It might be pretty cut and dry to some what it means but I think the assumption that there is a time when a man can ejaculate too early shows a lot about our expectations and perhaps misunderstandings about sex.
In my mind, assuming there there is a time which is “too early” for a man to orgasm, means that there must be a “correct” time for him to orgasm. To imply cut-and-paste directions to sex is not only futile but potentially harmful. How many problems from people only wanting to be viewed as normal? I think I am fairly educated when I come to sex and reasonable as well. I figure if I want to do it, if he agrees and if we’re not hurting anyone (or at least taking care not to cause irreparable harm) or breaking any laws, then it’s a go even if it’s not seen as normal.
With that said, I don’t think that any averages are accurate when it comes to judging sex. Who is to take that a the average penis size is 5.3 inches or black men have bigger cocks or sex lasts and average of 15 minutes The fact is sex shouldn’t even be looked at in the terms of average but in the terms of what’s right for you.

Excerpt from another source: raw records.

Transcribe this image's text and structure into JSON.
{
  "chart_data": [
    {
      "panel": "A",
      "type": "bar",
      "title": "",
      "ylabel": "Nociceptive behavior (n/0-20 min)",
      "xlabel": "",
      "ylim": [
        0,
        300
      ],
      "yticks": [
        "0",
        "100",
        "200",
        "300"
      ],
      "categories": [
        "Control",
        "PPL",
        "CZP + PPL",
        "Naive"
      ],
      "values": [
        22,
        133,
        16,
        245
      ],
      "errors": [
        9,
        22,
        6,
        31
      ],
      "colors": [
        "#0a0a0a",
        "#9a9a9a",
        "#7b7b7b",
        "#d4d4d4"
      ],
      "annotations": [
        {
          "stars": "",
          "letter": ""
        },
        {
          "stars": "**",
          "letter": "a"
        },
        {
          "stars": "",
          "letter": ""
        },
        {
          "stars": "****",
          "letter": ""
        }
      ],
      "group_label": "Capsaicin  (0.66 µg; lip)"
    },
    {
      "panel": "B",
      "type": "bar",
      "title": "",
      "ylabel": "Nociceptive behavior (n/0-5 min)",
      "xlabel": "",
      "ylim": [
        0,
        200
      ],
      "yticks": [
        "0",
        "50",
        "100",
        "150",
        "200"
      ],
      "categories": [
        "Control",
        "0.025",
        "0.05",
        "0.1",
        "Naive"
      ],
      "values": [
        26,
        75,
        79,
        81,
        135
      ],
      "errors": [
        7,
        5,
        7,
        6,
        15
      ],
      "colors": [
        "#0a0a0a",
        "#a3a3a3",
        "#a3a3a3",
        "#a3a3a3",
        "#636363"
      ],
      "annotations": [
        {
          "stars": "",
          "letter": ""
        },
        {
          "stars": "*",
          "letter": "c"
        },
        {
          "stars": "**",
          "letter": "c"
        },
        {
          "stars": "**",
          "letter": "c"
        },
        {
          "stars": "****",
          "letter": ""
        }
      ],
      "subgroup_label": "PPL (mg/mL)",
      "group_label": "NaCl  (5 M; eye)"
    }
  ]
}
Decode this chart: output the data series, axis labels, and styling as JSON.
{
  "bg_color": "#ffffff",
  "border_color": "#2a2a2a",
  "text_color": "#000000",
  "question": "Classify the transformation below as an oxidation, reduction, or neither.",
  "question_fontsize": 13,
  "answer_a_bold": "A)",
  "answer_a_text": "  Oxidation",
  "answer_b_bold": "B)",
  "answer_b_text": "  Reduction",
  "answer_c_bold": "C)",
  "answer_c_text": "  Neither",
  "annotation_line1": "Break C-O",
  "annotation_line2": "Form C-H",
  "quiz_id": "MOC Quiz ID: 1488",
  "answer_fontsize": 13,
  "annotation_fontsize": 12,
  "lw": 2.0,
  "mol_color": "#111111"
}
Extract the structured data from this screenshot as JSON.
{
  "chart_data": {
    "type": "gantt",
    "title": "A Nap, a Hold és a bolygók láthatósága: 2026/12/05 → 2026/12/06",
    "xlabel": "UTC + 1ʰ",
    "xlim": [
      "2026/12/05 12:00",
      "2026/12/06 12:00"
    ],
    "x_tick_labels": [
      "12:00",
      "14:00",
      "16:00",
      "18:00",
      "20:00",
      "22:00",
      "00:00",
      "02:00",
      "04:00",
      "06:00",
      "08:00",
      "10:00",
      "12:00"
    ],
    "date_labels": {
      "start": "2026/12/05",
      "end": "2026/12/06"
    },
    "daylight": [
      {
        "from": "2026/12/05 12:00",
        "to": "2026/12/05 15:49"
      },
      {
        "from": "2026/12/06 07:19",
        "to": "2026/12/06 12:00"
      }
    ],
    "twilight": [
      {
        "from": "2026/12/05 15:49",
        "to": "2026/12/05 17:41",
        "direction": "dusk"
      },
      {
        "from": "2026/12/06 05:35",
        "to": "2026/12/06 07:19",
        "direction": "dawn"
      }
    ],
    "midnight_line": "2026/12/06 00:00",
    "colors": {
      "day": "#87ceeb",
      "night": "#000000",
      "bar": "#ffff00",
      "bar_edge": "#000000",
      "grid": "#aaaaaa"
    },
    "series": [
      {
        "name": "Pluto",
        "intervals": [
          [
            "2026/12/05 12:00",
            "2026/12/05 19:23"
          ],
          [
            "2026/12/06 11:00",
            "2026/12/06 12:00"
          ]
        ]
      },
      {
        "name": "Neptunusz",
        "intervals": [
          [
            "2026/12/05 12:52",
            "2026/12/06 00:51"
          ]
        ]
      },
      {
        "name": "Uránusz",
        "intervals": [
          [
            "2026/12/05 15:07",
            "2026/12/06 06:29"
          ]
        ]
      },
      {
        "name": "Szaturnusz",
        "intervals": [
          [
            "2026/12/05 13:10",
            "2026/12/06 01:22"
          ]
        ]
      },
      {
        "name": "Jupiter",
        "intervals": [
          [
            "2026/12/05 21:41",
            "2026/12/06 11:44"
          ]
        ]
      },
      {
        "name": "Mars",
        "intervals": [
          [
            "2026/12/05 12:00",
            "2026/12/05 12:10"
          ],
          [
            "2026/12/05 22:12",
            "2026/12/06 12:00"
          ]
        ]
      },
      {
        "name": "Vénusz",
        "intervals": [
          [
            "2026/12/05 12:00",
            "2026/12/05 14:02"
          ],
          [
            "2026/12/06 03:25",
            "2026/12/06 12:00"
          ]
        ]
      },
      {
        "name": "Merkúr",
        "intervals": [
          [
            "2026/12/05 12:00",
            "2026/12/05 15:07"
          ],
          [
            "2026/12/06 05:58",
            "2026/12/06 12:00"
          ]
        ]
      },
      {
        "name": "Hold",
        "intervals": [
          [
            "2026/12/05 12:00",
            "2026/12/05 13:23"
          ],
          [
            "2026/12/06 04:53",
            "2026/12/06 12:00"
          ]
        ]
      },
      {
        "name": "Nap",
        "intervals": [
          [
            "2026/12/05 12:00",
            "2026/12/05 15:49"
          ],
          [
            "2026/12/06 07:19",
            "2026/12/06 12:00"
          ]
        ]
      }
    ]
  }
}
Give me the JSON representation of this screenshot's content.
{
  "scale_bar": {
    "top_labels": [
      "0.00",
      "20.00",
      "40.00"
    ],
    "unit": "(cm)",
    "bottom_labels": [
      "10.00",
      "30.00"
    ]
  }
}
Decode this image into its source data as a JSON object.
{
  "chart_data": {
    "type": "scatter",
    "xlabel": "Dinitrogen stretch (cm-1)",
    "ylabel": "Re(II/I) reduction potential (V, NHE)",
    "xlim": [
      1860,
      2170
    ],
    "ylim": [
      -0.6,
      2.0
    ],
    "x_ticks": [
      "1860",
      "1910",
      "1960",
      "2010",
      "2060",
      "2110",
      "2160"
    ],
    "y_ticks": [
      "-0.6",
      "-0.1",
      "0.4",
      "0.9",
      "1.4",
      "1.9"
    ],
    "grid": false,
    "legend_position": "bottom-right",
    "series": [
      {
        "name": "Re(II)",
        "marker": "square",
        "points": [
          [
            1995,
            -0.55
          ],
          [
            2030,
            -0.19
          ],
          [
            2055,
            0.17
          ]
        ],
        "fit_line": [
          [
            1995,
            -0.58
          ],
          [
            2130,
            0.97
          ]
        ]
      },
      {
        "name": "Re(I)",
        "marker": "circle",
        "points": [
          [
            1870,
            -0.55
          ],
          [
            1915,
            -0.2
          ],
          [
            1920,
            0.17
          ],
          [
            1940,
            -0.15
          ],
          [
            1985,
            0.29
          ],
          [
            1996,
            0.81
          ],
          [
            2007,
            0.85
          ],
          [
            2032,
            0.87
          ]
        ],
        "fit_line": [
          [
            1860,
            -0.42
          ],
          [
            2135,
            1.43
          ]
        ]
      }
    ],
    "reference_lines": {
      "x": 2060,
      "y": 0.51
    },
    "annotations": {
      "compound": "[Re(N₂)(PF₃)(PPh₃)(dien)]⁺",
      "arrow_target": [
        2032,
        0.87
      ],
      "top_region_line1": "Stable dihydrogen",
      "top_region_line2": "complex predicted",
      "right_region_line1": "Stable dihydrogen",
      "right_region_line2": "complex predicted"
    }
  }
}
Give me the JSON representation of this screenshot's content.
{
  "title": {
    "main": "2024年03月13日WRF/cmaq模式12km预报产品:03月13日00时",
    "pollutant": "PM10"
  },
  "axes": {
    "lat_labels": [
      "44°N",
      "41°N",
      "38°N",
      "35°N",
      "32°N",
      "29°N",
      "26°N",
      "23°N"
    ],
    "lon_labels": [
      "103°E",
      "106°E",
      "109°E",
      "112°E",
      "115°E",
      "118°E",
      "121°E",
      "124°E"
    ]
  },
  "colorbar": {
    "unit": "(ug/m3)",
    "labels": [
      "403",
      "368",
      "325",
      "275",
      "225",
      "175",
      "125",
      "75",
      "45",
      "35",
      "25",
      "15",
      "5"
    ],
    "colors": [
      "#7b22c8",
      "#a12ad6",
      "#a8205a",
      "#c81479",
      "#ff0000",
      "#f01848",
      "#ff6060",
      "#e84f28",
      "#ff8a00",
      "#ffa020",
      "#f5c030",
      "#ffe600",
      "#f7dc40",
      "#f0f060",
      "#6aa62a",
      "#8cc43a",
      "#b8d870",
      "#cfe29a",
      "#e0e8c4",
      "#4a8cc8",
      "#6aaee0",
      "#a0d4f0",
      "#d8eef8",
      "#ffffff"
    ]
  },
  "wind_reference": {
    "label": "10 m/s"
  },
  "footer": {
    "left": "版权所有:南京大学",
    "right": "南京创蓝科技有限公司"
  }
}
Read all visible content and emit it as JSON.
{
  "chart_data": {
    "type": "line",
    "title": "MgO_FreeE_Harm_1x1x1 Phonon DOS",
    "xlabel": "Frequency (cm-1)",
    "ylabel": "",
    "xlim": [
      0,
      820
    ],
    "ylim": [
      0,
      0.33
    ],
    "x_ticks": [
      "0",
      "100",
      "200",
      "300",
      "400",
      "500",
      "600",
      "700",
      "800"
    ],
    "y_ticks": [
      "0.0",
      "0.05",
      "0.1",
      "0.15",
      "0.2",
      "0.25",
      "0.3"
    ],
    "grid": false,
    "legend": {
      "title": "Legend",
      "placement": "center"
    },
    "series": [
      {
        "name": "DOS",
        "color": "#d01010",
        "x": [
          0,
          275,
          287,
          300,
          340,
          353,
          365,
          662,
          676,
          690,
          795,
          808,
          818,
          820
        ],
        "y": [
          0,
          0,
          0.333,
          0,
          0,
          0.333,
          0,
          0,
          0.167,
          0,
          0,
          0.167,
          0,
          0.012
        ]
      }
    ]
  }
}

Why are we so busy obsessing over a model of typical behaviour when, in actuality, that model itself is skewed because people are too afraid to admit how it actually is.
So what is the model in this context? I think the model is that a guy must last a certain time in order to please his partner. Often, this includes helping the partner achieve orgasm as well. While I am all for satisfaction, attentiveness and orgasm, I think it’s impossible to apply a blanket statement over sex. The only person who can set a standard is your partner and, even then, the standard may vary drastically from time to time.
When it comes down to, “holding out” as long as you can or until your partner cums maye actually be less pleasant than you might think. In fact, putting pressure on your partner to orgasm may prevent him or her from being able to do so.
So when is the right time to orgasm? Do you need to last X amount of minutes or provide X amount of orgasms? Ask your partner! Know what it takes to satisfy your partner and be attentive to those needs first, if you feel you might not last as long as you would like. Remember, however, that sex can be completely satisfying without an orgasm for your partner. We don’t know if your partner prefers to orgasm once or twice before you do but she or he does!
Stop listening to everyone else and listen to the one person who matters most in your sex life, the person with whom you are having sex!
Ooooh I definitely agree with this one. I know sometimes I need those long sessions and other times I’m done before it’s even begun – I’m just happy that my husband knows exactly how to push my buttons and time is not a factor.
I bealive the premature ejaculation can be deined only by us women 🙂 I bealive if a guy is finishing before you came at least once, that is premature 🙂 Isn’t this the ideea after all? I may sound selfish but this is how I see it.
But you assume that for all women, orgasm is the point of sex. That’s a broad statement to make and one that I personally find erroneous. The point of this article is, you can only call it premature if both parties agree it is and it’s not appropriate for either man or woman to do so without input from the partner.